Es fehlt die Zeit für die Therapien! Je Therapie 1,5 Stunden Weg + Therapie + Toilette

Die Bereitschaftszeit vermag daher maximal 11 1/2 Stunden als Ansatz zugestanden sein.

Hm. Ich hab doch immer wieder Durst, muß pinkeln, muß mich am Kopf kratzen, etc. pp. Das Vorhandensein von vermindert zu bezahlender Bereitschaftszeit erscheint mir deswegen sehr zweifelhaft.
Ich schlafe sechs Stunden pro Nacht. (Ich kann u. a. wegen Rückenschmerzen gar nicht mehr schlafen.) Das heißt, ich bin ohnehin 18 Stunden am Tag vollumfänglich aktiv. Aber selbst in den 6 Stunden meiner Nachtruhe benötige ich immer wieder Assistenz (wozu bereits vorgetragen wurde).

Da jedoch, wie aus der Berechnung der durchschnittlichen Lohnkosten (Anlage ASt28) ersichtlich>>>,<<< der Antragsteller einen - wie auch aus dem Pflegegutachten hervorgeht - erhöhten Pflegeaufwand bzw. einen erhöhten Bereitschaftsaufwand hat, insbesondere, weil die Assistenz sich bei ihm im Assistenzzimmer aufhält, ist ein Ansatz von mindestens 50% für die verbleibenden 10 bzw. 11 1/2 Stunden vorzunehmen.

Siehe oben. Ich glaube sehr, ich muß immer 100% bezahlen.

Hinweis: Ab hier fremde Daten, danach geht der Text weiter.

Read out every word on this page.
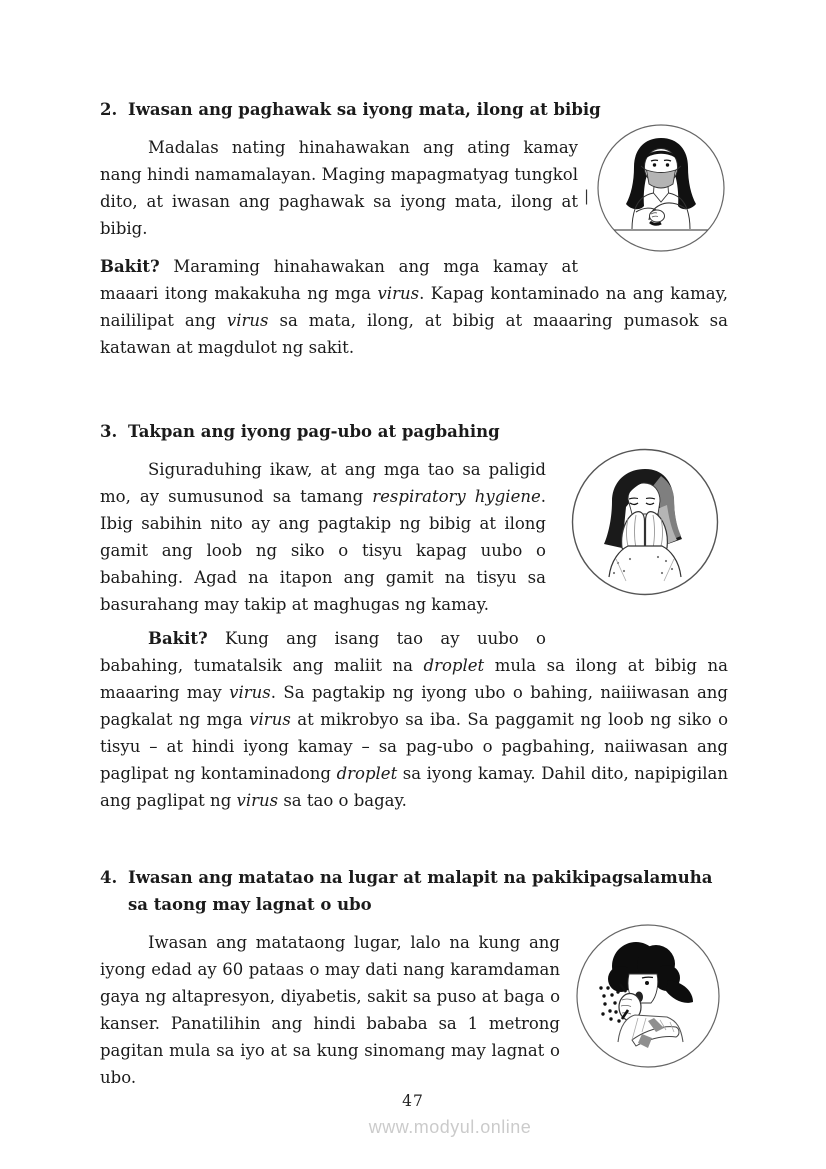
2. Iwasan ang paghawak sa iyong mata, ilong at bibig

Madalas nating hinahawakan ang ating kamay nang hindi namamalayan. Maging mapagmatyag tungkol dito, at iwasan ang paghawak sa iyong mata, ilong at bibig.

Bakit? Maraming hinahawakan ang mga kamay at maaari itong makakuha ng mga virus. Kapag kontaminado na ang kamay, naililipat ang virus sa mata, ilong, at bibig at maaaring pumasok sa katawan at magdulot ng sakit.

3. Takpan ang iyong pag-ubo at pagbahing

Siguraduhing ikaw, at ang mga tao sa paligid mo, ay sumusunod sa tamang respiratory hygiene. Ibig sabihin nito ay ang pagtakip ng bibig at ilong gamit ang loob ng siko o tisyu kapag uubo o babahing. Agad na itapon ang gamit na tisyu sa basurahang may takip at maghugas ng kamay.

Bakit? Kung ang isang tao ay uubo o babahing, tumatalsik ang maliit na droplet mula sa ilong at bibig na maaaring may virus. Sa pagtakip ng iyong ubo o bahing, naiiiwasan ang pagkalat ng mga virus at mikrobyo sa iba. Sa paggamit ng loob ng siko o tisyu – at hindi iyong kamay – sa pag-ubo o pagbahing, naiiwasan ang paglipat ng kontaminadong droplet sa iyong kamay. Dahil dito, napipigilan ang paglipat ng virus sa tao o bagay.

4. Iwasan ang matatao na lugar at malapit na pakikipagsalamuha sa taong may lagnat o ubo

Iwasan ang matataong lugar, lalo na kung ang iyong edad ay 60 pataas o may dati nang karamdaman gaya ng altapresyon, diyabetis, sakit sa puso at baga o kanser. Panatilihin ang hindi bababa sa 1 metrong pagitan mula sa iyo at sa kung sinomang may lagnat o ubo.

|
47
www.modyul.online
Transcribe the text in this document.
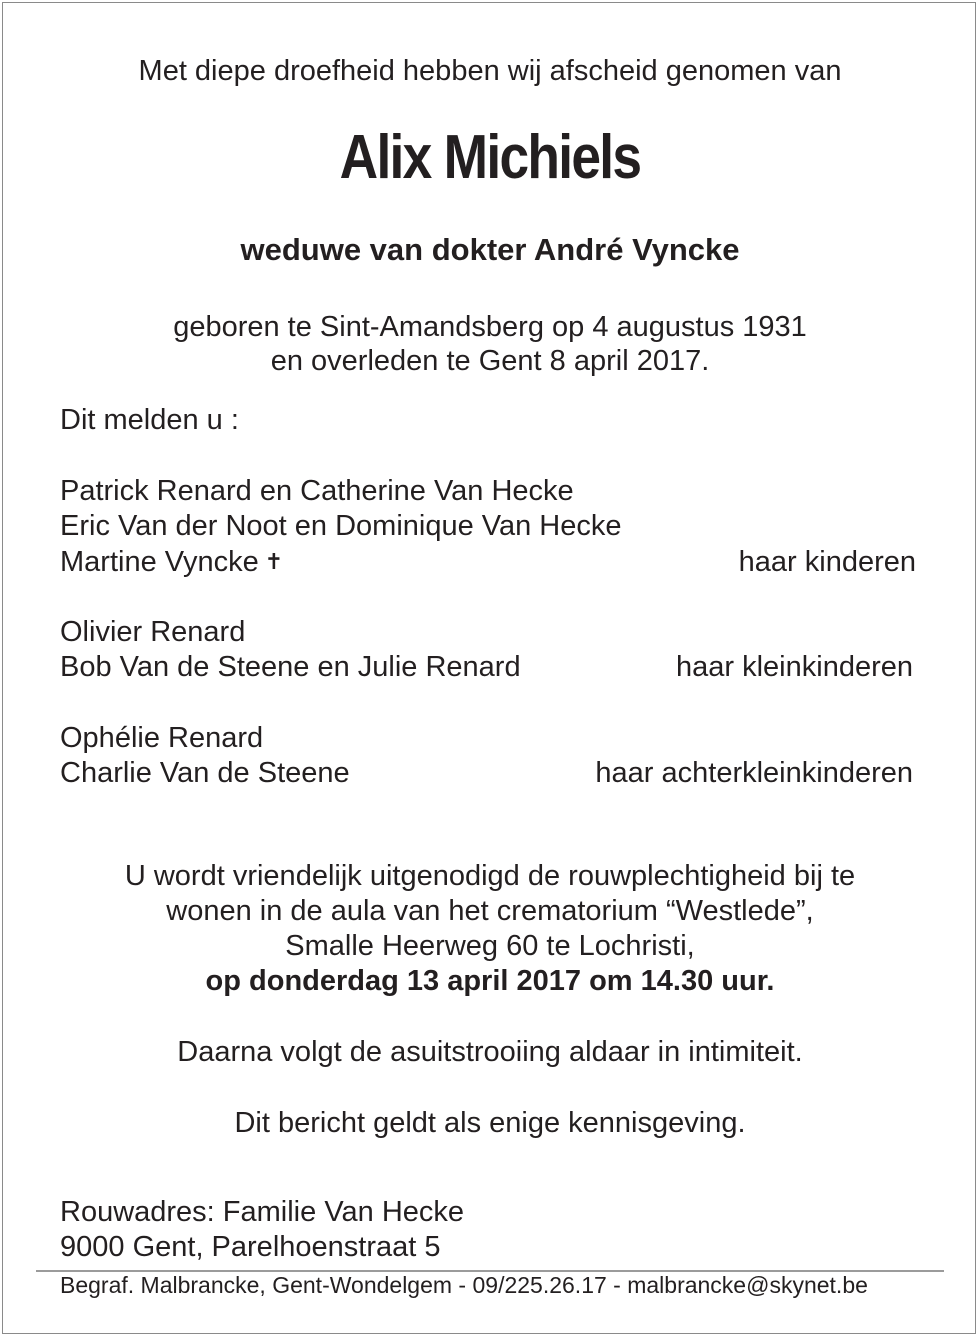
Met diepe droefheid hebben wij afscheid genomen van
Alix Michiels
weduwe van dokter André Vyncke
geboren te Sint-Amandsberg op 4 augustus 1931
en overleden te Gent 8 april 2017.
Dit melden u :
Patrick Renard en Catherine Van Hecke
Eric Van der Noot en Dominique Van Hecke
Martine Vyncke ✝	haar kinderen
Olivier Renard
Bob Van de Steene en Julie Renard	haar kleinkinderen
Ophélie Renard
Charlie Van de Steene	haar achterkleinkinderen
U wordt vriendelijk uitgenodigd de rouwplechtigheid bij te
wonen in de aula van het crematorium “Westlede”,
Smalle Heerweg 60 te Lochristi,
op donderdag 13 april 2017 om 14.30 uur.
Daarna volgt de asuitstrooiing aldaar in intimiteit.
Dit bericht geldt als enige kennisgeving.
Rouwadres: Familie Van Hecke
9000 Gent, Parelhoenstraat 5
Begraf. Malbrancke, Gent-Wondelgem - 09/225.26.17 - malbrancke@skynet.be
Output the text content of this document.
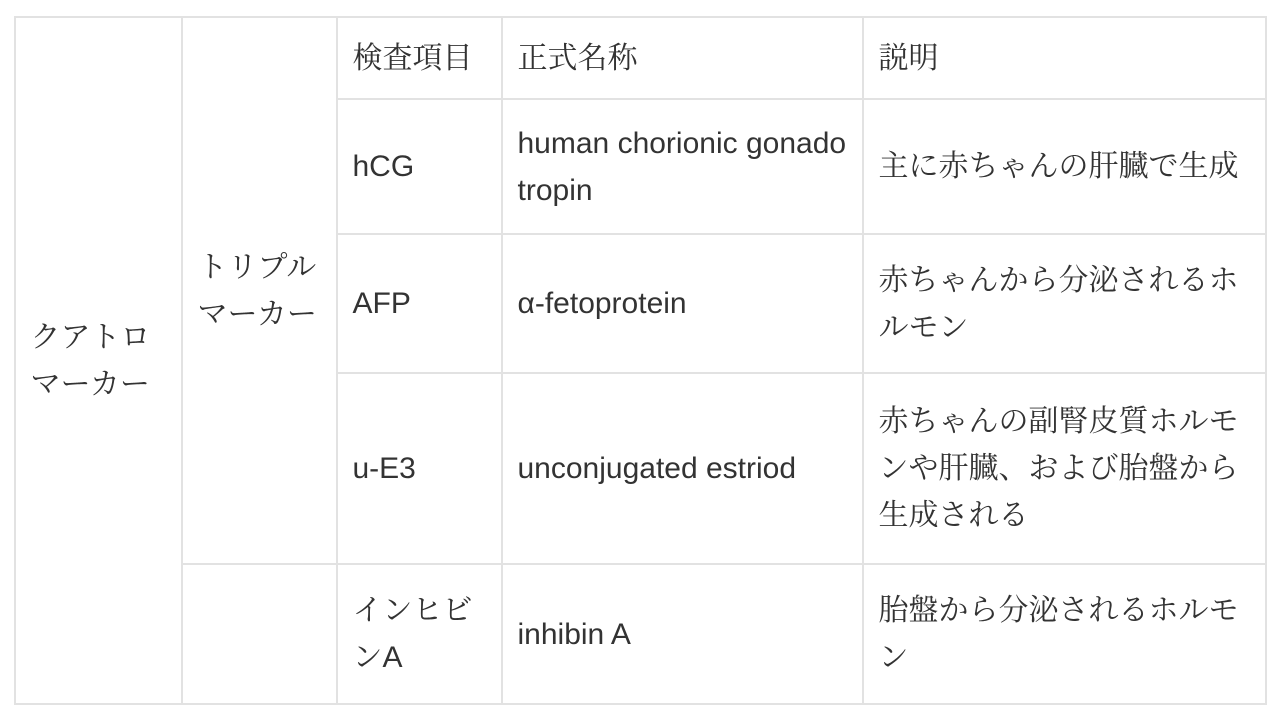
クアトロマーカー	トリプルマーカー	検査項目	正式名称	説明
		hCG	human chorionic gonadotropin	主に赤ちゃんの肝臓で生成
		AFP	α-fetoprotein	赤ちゃんから分泌されるホルモン
		u-E3	unconjugated estriod	赤ちゃんの副腎皮質ホルモンや肝臓、および胎盤から生成される
		インヒビンA	inhibin A	胎盤から分泌されるホルモン
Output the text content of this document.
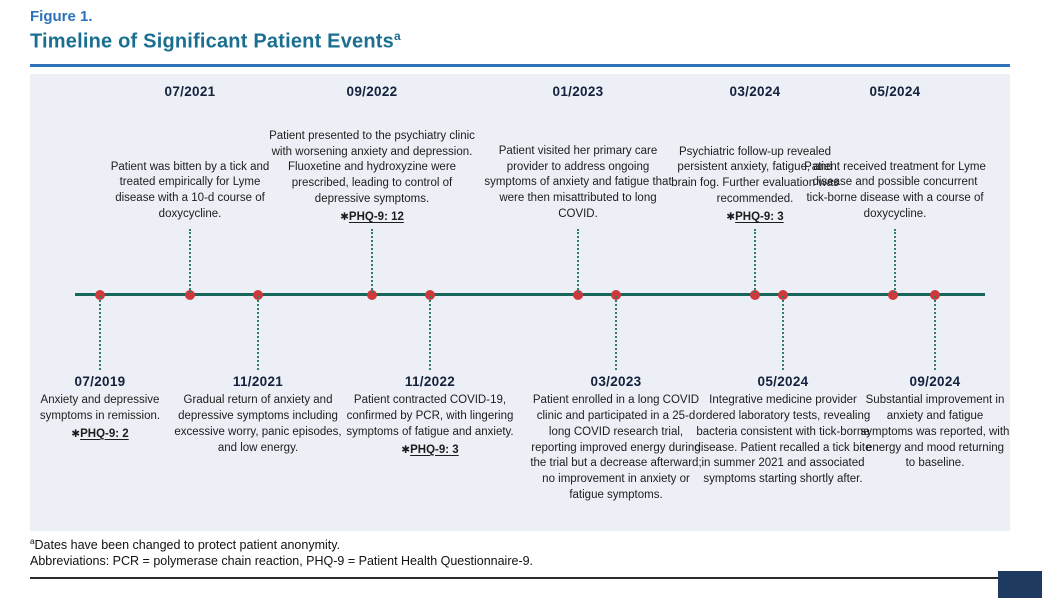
Figure 1.
Timeline of Significant Patient Events$^a$
07/2021
Patient was bitten by a tick and treated empirically for Lyme disease with a 10-d course of doxycycline.
09/2022
Patient presented to the psychiatry clinic with worsening anxiety and depression. Fluoxetine and hydroxyzine were prescribed, leading to control of depressive symptoms.
✱PHQ-9: 12
01/2023
Patient visited her primary care provider to address ongoing symptoms of anxiety and fatigue that were then misattributed to long COVID.
03/2024
Psychiatric follow-up revealed persistent anxiety, fatigue, and brain fog. Further evaluation was recommended.
✱PHQ-9: 3
05/2024
Patient received treatment for Lyme disease and possible concurrent tick-borne disease with a course of doxycycline.
07/2019
Anxiety and depressive symptoms in remission.
✱PHQ-9: 2
11/2021
Gradual return of anxiety and depressive symptoms including excessive worry, panic episodes, and low energy.
11/2022
Patient contracted COVID-19, confirmed by PCR, with lingering symptoms of fatigue and anxiety.
✱PHQ-9: 3
03/2023
Patient enrolled in a long COVID clinic and participated in a 25-d long COVID research trial, reporting improved energy during the trial but a decrease afterward; no improvement in anxiety or fatigue symptoms.
05/2024
Integrative medicine provider ordered laboratory tests, revealing bacteria consistent with tick-borne disease. Patient recalled a tick bite in summer 2021 and associated symptoms starting shortly after.
09/2024
Substantial improvement in anxiety and fatigue symptoms was reported, with energy and mood returning to baseline.
$^a$Dates have been changed to protect patient anonymity.
Abbreviations: PCR = polymerase chain reaction, PHQ-9 = Patient Health Questionnaire-9.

Interessant ist an dieser Stelle die Ansicht der Antragsgegnerin, Urlaubs- und Weihnachtsgeld in der Berechnung seien nicht zu ihren Lasten in Ansatz zu bringen, da sie unter Beachtung des Wirtschaftlichkeitsgebotes des § 17 Abs. 3 Satz 4 SGB XI nicht verpflichtet sei, die nach dem TV>>Ü<<D zu leistenden Bestandteile des Arbeitsentgeltes zu finanzieren. Es handele sich somit um eine freiwillige Leistung des Arbeitgebers.

Interessant ist dieser Einwand insofern, als die Antragsgegner, sofern sie nicht im Arbeitgebermodell eine Finanzierung der Kosten für Eingliederungshilfe, Pflegeaufwand, häusliche Krankenpflege, etc. vornimmt, selbstverständlich die von den entsprechenden Institutionen aufgerufenen Preise akzeptiert. Diese Preise beinhalten gerade auch die Kosten für Urlaubs- und Weihnachtsgeld, welche sie dem Antragsteller hier nunmehr absprechen möchte. Die Antragsgegnerin misst hier deutlich mit zweierlei Maß. Dieser Punkt ist daher vollumfänglich zurückzuweisen.

In diesem Zusammenhang geht die Antragsgegnerin auch fehl bezüglich der Kosten für eine Weiterbildung des Assistenten des Antragstellers. Selbstverständlich hat auch der Assistent des Antragstellers ein Recht auf Weiterbildung.

Im Übrigen wird zur Vermeidung von Wiederholungen auf den Antrag vom 11. März 2013 vollumfänglich verwiesen und auf die darin angebotenen Beweisführungen und übergebenden Daten und Berechnungen.

Auf den Hinweis der Antragsgegnerin, der Antragsteller lehne sämtliche pflegeerleichternden und zeitaufwandverringernden Pflegehilfsmittel, wie eine Pflegebett oder ein Elektrorollstuhl kategorisch ab, sei darauf hingewiesen, dass bezüglich des Elektrorollstuhles der Antragsteller nicht in der Lage ist einen solchen selbstständig zu bedienen. Hinsichtlich des Pflegebettes ist zu konstatieren, dass der Aufwand für die Pflegekraft hier gleich hoch bezüglich des jetzigen Zustandes (Matratze auf dem Boden) ist. Der Einwand ist daher vollumfänglich zurückzuweisen.

Nach alledem bleibt der Antrag vom 11. März 2013 vollumfänglich aufrecht erhalten und begründet.